I must confess, many years ago I was dating a woman with an attractive sister. And many times we would have sex while the sister was down the hall in her bedroom, and I would fantasize about the sister walking in, and joining in, in some capacity. But, I NEVER would have EVER verbalized this to my girlfriend, or her sister. That's why its called a fantasy.


----------



## King Ding Dong (Feb 23, 2013)

Pulling the sister card is about as low as degrading a man about his penis size. Way over the line. Run.


----------



## Faithful Wife (Oct 31, 2012)

To the OP: I hope you can hear concern in my writing voice right now, and not judgment. Here goes...

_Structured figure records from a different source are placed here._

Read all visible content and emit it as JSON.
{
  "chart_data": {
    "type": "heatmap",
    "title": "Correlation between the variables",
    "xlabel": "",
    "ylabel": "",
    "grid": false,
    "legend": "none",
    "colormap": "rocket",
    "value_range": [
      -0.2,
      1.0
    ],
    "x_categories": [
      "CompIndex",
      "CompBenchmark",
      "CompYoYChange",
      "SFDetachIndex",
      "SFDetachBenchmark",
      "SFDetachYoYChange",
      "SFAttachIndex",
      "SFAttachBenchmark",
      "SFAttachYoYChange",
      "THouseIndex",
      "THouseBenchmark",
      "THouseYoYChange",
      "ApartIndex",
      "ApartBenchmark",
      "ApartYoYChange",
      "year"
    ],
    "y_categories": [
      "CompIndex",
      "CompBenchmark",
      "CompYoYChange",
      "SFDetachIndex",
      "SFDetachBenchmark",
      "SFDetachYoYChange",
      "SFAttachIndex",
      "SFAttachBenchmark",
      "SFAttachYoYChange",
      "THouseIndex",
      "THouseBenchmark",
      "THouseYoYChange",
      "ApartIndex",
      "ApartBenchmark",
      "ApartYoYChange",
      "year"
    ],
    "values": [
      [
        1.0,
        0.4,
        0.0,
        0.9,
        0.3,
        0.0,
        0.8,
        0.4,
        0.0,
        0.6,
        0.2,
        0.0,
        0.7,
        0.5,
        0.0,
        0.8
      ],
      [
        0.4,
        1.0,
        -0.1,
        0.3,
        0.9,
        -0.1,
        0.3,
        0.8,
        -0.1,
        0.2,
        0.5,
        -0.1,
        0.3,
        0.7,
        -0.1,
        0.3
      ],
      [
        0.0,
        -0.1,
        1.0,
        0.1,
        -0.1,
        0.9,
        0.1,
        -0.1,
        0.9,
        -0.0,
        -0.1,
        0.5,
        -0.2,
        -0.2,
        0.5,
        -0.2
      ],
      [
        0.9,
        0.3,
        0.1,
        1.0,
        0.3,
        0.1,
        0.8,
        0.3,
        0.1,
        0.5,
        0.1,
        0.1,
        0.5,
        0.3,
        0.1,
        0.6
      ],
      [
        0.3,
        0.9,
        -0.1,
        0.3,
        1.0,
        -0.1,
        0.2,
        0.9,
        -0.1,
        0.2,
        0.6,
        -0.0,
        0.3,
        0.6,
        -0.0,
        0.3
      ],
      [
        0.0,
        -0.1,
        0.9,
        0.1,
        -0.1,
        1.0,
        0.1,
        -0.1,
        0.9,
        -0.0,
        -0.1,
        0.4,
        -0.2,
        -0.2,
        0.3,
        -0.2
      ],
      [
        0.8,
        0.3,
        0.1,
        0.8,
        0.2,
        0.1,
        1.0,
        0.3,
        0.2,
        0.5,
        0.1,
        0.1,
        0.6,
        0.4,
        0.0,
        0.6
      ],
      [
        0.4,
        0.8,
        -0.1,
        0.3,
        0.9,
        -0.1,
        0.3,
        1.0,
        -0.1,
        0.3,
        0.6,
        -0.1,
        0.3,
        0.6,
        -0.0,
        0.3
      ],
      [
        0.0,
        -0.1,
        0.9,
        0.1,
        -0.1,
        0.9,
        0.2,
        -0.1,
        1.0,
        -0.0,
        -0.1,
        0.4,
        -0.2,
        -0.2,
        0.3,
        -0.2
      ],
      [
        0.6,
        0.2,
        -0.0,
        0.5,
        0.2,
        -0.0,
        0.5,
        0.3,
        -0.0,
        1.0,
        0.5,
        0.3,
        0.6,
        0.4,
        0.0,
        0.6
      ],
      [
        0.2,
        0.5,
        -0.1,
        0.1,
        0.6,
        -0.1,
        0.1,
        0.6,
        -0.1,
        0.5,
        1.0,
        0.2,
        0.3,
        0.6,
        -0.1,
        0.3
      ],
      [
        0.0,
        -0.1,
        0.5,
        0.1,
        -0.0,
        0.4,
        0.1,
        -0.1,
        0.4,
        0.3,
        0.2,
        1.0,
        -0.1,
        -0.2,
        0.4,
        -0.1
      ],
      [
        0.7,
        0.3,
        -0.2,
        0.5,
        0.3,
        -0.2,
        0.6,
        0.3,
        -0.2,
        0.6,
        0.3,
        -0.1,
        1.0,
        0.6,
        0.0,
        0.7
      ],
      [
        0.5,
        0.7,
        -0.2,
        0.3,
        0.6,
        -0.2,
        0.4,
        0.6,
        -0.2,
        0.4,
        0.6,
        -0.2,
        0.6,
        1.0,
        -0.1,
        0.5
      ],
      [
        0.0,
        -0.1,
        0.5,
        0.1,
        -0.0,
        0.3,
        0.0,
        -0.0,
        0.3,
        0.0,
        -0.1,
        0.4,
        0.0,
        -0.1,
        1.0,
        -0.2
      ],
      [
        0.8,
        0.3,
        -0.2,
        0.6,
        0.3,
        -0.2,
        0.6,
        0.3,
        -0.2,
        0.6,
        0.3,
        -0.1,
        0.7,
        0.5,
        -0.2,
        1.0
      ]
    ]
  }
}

I think you should check into some counseling to specifically explore why you would have allowed someone to push past all your boundaries in such a way. It is one thing to say "I did this for the sake of our marriage and sex life", but really, there is more to it than that. Explore what is behind the reasons you have not enforced boundaries. Maybe you already know? Possible child sex abuse in your history? Whatever it is, you are not going to have happy, fulfilling sex and relationships until you address it.


----------



## JTL (Dec 14, 2009)

I'm about as dirty as one can be but i've never been into the sister/mother thing. I can get into any other scenario, almost, but incest? No thanks. I don't care if there were 2 Cindy Crawford's (in their prime), i'm not going there. 2nd cousin? Maybe. Sisters? Not a chance, not even in a fantasy.


----------



## Amplexor (Feb 13, 2008)

RandomDude said:


> :smthumbup:
> 
> Kidding? I doubt it
> Who can really say no to having twins in bed?


My wife is a twin and I have never fantasized about her or having both of them in bed. Sorry RD, that's just gross.

I tend to agree that the OP's husband is viewing too much porn and has come to the erroneous conclusion that the over the top amounts of debauchery on the internet are normal.


----------



## MissMe (Feb 26, 2013)

It's clear to me that neither of your needs are being met, and he's manipulated you into thinking hey, maybe it's ok he's chatting up strangers since I'm not giving him what he wants. IS that ok with you? 

YOU deserve better.


----------